プロという枠組みを大切にし、スチルカメラマンに対しては様々なプロフェッショナルサービスを行っているCanon社も、今のところは映画・映像系でのそうした特別なサービスは行っていないし、その予定もなく、あくまでも通常の製品保証範囲での対応になるという。とはいえ、同社やSONY社は、各地にサービスセンターがあるので、いざというときのトラブルでも安心だ。

これが、廉価なメーカーであれば更に悲惨なことになる。そうしたメーカーはそもそもサポートをしないことで値段を下げているわけで、そうした廉価なスチルカメラやPCパーツメーカーのような姿勢と何かとサポートが必要になるプロ映像の世界とは、そもそもマッチするのかどうか大変疑問だ。こういうメーカーにはサービスセンターもあるはずもなく、当然、壊れたり不調が出たら買い換えになるが、正直なところ映像機器はそもそも原価が高く、買い換えコストを考えればさほど安くは無い。

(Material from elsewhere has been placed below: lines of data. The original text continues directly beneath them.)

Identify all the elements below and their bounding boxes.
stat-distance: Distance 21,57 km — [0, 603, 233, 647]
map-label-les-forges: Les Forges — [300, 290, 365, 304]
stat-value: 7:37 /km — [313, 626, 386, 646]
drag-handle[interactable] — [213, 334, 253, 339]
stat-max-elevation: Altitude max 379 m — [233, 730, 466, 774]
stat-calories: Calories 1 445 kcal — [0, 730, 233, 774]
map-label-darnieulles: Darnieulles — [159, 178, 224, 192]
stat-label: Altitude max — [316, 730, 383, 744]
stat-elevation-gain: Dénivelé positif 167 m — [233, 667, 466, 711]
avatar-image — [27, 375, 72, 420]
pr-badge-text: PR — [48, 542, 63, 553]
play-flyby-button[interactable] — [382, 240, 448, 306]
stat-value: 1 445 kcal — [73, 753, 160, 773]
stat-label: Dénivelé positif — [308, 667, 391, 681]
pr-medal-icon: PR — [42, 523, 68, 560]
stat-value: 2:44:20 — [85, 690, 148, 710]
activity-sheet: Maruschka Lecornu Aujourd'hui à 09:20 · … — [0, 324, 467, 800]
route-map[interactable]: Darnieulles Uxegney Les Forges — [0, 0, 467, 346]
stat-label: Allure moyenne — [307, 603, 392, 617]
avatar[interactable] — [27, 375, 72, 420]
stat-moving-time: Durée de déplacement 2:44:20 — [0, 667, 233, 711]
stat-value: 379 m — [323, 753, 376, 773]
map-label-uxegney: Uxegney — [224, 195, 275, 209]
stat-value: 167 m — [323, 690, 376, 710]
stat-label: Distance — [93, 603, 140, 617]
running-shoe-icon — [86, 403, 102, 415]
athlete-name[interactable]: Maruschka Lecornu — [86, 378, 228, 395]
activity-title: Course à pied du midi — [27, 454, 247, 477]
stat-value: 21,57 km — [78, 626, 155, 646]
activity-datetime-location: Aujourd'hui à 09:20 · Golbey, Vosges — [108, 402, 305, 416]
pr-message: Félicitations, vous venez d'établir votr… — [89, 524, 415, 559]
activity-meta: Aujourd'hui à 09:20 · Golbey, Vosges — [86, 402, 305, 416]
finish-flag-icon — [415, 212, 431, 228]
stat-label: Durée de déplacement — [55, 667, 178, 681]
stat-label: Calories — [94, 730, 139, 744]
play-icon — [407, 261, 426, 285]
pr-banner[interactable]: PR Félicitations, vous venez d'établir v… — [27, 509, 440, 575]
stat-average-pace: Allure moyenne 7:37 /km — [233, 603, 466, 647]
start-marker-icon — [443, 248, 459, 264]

今までであれば、機材のプロショップやレンタル業者がそうしたサポートの役目を果たしてきたが、正直、この低価格化路線では、薄い販売益・レンタル益の中からそうしたサポートを続ける事は困難だろう。サブスクリプション制度や、あるいはサポート専門会社のような、有料でのプロフェッショナルサポートシステムなどの構築が急務ではないだろうか。

CP+入場待ちをする一般参加者の大行列。映像系ではあり得ないようなこうした熱気が映像世界に流れ込むのは大歓迎だ

とはいえ、RED ONEの発売から5年、Canon EOS 5D mark 2の発売から4年が過ぎた。一過性に過ぎなかった数々の映像機器や映像規格たちとは事なり、ここまで定着すれば、もはや、DSMCが急に消え去るということは当面考える必要はない。今年のCP+からは、映画や映像が、ただのカメラのおまけ機能やビデオ系へのコストダウンのための機材流用などでは無く、写真のジャンルの一つとしてスチルカメラユーザーたちに明確に認識されはじめた事がよくわかった。今後は、映画人とフォトグラファーとが組み合わさった新しい映像表現なども、どんどん積極的に模索する時代になって行くのだろう。